A margine, l’esperto denuncia l’islamofobia in Europa come “un diversivo ai problemi socio-economici reali dell’Occidente, e alle rivalità per l’accesso alle risorse rare e all’impiego”. L’economista torna alle premesse del suo ragionamento: “Il neo-liberalismo ha obbligato lo Stato a disimpegnarsi dal sociale e dall’economia, sotto il pretesto dell’equilibrio del budget. Le organizzazioni islamiche si sono infilate in questa breccia, e non solamente loro. Anche i miliardari – musulmani e cristiani – hanno creato le loro ong grazie alle quali dispongono di una fedele clientela elettorale. L’alternativa, è la dottrina sociale della Chiesa. Oggi in particolare è l’enciclica di Benedetto XVI, ‘Caritas in veritate’, che si colloca nella scia della ‘Rerum Novarum’ di Leone XIII”.
Nel pensiero di Georges Corm, il rispetto dei grandi orientamenti della dottrina sociale della Chiesa significa, fra l’altro, un fisco migliore, l’imposta patrimoniale, leggi di protezione sociale, la lotta contro i monopoli e le multinazionali, la lotta contro la corruzione e l’evasione fiscale, la lotta contro la privatizzazione di alcuni settori agognati dal settore privato, come quello della telefonia mobile, e così via.
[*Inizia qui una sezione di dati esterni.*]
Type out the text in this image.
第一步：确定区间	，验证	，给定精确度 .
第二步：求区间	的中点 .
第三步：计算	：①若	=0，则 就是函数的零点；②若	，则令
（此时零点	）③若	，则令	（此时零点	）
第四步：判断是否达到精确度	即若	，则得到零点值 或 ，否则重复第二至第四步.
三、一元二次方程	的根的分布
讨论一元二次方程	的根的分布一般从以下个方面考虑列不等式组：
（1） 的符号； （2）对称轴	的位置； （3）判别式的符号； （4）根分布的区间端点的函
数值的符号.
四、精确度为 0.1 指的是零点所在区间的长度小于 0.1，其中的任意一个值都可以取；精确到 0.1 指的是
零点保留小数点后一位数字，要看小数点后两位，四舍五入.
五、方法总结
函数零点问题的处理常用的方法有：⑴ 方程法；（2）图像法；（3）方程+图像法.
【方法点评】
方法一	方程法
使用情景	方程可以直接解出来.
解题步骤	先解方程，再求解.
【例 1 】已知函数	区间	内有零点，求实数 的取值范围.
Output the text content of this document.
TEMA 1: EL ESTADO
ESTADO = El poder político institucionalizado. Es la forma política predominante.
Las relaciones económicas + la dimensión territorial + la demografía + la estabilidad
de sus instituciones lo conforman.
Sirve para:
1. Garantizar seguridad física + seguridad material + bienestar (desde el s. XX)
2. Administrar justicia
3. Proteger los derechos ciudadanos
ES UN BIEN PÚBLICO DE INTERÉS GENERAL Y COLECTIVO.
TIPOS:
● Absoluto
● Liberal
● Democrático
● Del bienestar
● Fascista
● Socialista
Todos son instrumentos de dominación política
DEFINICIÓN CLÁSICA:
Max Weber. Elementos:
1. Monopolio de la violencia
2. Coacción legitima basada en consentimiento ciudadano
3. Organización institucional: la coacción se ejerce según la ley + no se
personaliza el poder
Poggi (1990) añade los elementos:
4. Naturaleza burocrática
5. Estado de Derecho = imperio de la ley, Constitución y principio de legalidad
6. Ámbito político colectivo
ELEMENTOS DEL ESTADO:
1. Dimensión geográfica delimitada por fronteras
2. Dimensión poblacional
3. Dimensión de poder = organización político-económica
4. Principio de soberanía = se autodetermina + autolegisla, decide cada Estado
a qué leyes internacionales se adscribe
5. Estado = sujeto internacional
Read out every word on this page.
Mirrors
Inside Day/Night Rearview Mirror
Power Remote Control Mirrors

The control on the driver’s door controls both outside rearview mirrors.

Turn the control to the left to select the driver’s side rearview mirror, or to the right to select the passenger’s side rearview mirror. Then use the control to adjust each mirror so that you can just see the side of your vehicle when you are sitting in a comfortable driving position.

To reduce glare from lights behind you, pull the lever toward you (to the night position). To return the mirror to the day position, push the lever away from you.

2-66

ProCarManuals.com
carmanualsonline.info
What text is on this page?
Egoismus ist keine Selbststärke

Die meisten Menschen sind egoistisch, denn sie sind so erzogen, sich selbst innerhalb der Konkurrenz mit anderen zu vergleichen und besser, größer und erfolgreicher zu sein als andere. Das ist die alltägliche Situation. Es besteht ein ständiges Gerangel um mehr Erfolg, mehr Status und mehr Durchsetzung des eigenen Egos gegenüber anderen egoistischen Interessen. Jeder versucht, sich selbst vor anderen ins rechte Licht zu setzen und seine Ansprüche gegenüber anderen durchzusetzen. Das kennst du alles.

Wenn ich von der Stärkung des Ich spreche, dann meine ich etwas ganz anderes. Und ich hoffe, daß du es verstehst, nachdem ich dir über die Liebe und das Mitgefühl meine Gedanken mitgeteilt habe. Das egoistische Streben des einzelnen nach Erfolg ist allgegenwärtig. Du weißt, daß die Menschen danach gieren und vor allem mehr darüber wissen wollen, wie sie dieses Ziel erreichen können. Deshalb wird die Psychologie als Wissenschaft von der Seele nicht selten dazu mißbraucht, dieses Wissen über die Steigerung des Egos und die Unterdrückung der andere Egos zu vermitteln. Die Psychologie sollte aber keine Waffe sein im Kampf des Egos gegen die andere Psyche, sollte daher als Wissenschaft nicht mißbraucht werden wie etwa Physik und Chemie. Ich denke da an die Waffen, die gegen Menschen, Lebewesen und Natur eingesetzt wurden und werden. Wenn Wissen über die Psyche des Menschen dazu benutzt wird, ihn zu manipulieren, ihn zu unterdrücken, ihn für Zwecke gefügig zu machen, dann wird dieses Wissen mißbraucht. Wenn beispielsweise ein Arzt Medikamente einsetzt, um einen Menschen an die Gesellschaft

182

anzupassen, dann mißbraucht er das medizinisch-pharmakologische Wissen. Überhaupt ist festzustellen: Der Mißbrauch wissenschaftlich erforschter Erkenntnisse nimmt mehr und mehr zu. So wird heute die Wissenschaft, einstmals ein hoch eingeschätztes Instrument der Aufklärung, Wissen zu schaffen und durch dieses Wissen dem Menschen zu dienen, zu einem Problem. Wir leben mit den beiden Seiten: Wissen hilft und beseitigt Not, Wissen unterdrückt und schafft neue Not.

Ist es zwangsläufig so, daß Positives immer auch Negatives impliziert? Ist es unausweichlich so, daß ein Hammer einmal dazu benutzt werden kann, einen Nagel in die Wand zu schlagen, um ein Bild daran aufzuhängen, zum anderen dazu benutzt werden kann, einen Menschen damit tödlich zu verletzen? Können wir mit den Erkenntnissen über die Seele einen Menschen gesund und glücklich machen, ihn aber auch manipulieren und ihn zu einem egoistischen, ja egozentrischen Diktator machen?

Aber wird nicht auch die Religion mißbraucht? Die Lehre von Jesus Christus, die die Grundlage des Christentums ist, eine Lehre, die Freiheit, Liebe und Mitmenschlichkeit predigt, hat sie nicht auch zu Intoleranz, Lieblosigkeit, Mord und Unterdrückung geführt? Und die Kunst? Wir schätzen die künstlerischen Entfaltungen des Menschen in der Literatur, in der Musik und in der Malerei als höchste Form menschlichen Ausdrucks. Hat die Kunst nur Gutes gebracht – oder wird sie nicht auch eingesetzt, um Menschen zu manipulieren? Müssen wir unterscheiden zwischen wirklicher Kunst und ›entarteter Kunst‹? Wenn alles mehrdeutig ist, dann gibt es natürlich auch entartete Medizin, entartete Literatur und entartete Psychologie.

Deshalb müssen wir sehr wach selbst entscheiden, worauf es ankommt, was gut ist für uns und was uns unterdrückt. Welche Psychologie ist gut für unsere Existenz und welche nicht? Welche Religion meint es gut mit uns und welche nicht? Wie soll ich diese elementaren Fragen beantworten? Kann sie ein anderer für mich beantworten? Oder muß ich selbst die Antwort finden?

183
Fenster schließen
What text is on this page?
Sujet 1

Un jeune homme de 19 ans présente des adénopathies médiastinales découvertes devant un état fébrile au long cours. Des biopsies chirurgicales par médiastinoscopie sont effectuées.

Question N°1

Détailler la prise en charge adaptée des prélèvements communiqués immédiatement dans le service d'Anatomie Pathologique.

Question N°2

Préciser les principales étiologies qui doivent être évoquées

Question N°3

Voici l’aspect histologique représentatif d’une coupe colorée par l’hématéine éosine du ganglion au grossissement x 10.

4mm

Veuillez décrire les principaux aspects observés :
Georges Corm conclude dicendo che in Oriente, la preoccupazione dell’affermazione identitaria ha fatto dimenticare alle Chiese la ricchezza della dottrina sociale. Ma il vero tesoro della Chiesa sono le sue encicliche; ecco quello che dovrebbe guidare la sua azione. Da parte sua, il cattolicesimo europeo non deve dimenticare che Cristo è nato in Palestina, non a Roma, e rispettare la diversità religiosa dell’Oriente; accettare, come affermava p. Youakim Moubarak, che la verità monoteista sia percepita in tre modi diversi.